Officer of the Football Battalions
People often talk about World War II and soccer, but the First World War is far away, and the average person doesn’t know much about it. Although the relevance of that massacre is no less. And if we are talking about the connection with athletes, even more. If in thirty years many European countries had time to evacuate famous players to the rear, and the youngest, who would later achieve success in the sport, went to the front, in World War I everything was different.
Sir Arthur Conan Doyle, the one who invented Sherlock Holmes, had a hand in creating the Football Battalion, even two in the end. Members of the government caught sight of a letter from a soldier at the front that there were hundreds of athletic young rough men in Britain who kicked a ball instead of kicking a German. National team player Frank Buckley was the first to enlist in the battalion, and Walter Tull was his team’s first player in the unit.

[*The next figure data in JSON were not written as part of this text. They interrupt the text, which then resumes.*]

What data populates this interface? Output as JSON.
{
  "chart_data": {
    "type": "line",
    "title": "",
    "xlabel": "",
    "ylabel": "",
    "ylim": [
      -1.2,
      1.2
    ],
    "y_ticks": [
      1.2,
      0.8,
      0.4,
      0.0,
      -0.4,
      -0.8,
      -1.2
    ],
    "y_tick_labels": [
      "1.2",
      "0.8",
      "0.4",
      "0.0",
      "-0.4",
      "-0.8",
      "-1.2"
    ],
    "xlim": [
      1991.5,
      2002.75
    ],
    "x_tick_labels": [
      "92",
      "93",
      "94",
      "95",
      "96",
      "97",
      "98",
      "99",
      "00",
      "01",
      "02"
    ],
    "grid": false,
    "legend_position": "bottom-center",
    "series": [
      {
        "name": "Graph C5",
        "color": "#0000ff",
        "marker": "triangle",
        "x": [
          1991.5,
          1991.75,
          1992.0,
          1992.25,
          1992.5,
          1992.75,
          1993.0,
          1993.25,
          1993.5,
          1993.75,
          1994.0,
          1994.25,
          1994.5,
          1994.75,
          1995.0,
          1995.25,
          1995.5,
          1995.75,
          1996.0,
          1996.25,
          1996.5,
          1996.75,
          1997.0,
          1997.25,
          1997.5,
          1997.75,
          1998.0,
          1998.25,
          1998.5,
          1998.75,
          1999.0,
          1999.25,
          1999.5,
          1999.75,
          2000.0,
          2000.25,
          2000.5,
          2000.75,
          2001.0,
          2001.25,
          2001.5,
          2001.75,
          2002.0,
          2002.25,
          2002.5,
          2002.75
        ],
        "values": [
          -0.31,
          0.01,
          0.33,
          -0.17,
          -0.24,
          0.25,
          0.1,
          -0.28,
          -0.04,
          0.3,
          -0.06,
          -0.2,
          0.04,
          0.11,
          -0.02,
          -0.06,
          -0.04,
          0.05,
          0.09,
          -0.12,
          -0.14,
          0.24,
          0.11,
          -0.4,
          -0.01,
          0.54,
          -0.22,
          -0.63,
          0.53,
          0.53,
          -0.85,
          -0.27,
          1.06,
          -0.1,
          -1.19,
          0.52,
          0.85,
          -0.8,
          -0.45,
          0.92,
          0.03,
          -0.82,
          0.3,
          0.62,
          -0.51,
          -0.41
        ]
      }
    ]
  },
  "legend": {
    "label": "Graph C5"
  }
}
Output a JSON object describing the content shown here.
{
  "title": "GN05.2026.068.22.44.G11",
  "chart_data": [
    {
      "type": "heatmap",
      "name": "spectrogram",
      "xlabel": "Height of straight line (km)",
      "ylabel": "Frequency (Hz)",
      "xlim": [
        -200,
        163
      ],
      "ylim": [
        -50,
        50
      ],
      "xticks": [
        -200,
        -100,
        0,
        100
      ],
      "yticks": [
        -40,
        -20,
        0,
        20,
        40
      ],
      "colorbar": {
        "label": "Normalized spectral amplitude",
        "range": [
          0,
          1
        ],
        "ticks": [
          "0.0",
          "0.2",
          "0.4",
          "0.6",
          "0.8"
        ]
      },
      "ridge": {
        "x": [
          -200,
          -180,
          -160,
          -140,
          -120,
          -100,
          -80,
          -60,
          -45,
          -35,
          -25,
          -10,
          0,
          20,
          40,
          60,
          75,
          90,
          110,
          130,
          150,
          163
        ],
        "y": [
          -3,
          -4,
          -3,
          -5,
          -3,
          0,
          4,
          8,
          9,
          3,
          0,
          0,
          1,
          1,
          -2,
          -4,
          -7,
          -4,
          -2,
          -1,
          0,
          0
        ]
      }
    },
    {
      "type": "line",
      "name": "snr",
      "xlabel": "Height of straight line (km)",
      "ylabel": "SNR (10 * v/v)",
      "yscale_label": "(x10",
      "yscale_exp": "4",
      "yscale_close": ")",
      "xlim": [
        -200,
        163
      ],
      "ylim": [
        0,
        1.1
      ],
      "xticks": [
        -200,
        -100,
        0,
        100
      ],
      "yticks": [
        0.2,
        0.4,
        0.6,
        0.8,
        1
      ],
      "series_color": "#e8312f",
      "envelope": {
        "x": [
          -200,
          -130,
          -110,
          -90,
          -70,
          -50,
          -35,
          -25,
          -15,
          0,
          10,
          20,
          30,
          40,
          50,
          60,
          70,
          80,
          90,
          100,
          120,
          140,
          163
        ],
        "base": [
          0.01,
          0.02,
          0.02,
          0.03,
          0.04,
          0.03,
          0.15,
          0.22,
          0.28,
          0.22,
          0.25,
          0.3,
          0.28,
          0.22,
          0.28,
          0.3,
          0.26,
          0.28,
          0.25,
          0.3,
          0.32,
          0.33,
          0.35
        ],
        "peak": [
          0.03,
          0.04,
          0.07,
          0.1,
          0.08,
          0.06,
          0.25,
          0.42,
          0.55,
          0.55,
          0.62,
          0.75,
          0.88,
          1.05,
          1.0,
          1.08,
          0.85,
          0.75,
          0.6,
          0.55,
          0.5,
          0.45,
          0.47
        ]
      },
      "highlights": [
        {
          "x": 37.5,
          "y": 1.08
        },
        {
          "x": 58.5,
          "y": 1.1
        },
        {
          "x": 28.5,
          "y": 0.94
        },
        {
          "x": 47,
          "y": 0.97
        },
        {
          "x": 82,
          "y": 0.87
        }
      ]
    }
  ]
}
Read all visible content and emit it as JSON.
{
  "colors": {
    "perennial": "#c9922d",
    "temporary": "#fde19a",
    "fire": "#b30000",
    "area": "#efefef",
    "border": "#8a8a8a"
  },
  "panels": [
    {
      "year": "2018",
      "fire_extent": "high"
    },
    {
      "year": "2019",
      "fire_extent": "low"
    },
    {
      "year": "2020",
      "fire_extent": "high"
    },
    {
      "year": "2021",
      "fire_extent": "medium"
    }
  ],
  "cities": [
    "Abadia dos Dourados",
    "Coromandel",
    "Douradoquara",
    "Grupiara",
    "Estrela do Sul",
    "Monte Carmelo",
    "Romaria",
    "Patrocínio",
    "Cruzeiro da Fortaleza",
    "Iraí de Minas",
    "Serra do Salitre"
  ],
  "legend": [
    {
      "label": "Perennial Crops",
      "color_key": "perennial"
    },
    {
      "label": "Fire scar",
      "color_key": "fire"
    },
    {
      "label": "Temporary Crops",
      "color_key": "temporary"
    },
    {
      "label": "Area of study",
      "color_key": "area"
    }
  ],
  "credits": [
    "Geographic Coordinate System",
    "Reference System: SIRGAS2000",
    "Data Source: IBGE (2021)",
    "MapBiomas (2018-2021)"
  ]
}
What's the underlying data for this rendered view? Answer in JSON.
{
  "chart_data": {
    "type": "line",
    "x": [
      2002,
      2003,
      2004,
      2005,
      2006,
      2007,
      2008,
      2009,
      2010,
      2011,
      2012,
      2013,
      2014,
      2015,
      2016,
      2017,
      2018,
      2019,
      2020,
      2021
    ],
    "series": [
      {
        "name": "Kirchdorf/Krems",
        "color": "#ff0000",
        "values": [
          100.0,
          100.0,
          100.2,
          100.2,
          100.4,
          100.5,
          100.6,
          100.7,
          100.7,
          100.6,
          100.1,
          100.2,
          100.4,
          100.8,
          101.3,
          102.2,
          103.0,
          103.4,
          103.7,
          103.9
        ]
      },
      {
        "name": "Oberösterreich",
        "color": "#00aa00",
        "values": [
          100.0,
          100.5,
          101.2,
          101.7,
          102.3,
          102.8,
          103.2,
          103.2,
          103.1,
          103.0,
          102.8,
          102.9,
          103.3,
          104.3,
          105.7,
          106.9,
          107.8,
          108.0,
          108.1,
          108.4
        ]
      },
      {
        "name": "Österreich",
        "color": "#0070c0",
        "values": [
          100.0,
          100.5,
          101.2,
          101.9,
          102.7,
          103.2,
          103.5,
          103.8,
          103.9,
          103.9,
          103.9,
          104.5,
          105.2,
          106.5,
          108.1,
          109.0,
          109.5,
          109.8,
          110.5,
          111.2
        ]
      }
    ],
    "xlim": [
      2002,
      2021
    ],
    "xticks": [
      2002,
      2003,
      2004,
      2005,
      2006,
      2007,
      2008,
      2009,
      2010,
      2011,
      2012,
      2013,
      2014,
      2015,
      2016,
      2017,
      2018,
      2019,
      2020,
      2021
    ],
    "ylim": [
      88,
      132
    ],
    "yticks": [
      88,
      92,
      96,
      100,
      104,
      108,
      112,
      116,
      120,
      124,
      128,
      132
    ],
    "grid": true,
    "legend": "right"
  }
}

Later, referees and fans ended up in the battalion, although some players specifically went to other regiments. They didn’t want to fight their colleagues because they thought it was better to obey the orders of professional military men, it was safer that way. Buckley turned out to be a major, a former Tottenham player became a lieutenant colonel, and Tull eventually became a junior lieutenant after a series of battles. He was the first black man to be promoted to the rank of officer in the British Army, but he could not rise higher, he was not considered “European.
Whereas there had already been blacks and mulattoes in soccer before Walter – the Scots had a better attitude to such players, one even played for the national team there, and in England children from Anglo-Indian families were more quietly accepted, it is very, very difficult to imagine a black officer in Europe during the First World War. Tull turned out to be a good soldier and officer; he was respected by his fellow officers, so he got his rank. Walter was thrown between the 17th and 23rd Battalions, the very soccer battalions.
Could have become a revered war veteran
The midfielder fought successfully on the Italian front for a couple of years. Tull was an infantryman, went on reconnaissance, he was personally praised by Major-General Sir Sidney Lawford for one of the raids behind enemy lines. But in early March 1918 Walter was transferred to France. There he reflected the Spring offensive of the Germans and was killed. Fellow players returned to the battlefield to find his body, but could not. Tall was unlucky, killed in the course of the German Operation Michael. It was a desperate and unsuccessful German push. Captured territory, but exhausted the army in a series of difficult offensives.
Eyewitnesses recall that when German soldiers saw fresh white bread and chocolate in the trenches of the British and French, while they themselves lived starving, robbing local stores and the population, morale plummeted. German officers began to say that the war was lost. Tull and his comrades-almost 300 British players died in World War I-defended Europe from big trouble in the face of the German imperialists. Though soldier Adolf Hitler fared poorly in that big defeat and went after a failed revenge decades later, Walter did what he could.
Tall managed to sign with the Rangers in 1917, but never played for the Glasgow club for obvious reasons. Walter could easily have lived until 1966 and quietly watched from the stands in London as the England team becomes world champion in a match against his combat enemies – the Germans. Instead, one of the first decent black players in the history of British soccer has remained somewhere in French fields forever. But his memory lives on, and a friendly named after him worked a real miracle – rich and hapless Tottenham won the trophy. Not what Conte dreams of, but at least the world was reminded of a glorious soldier and a talented footballer.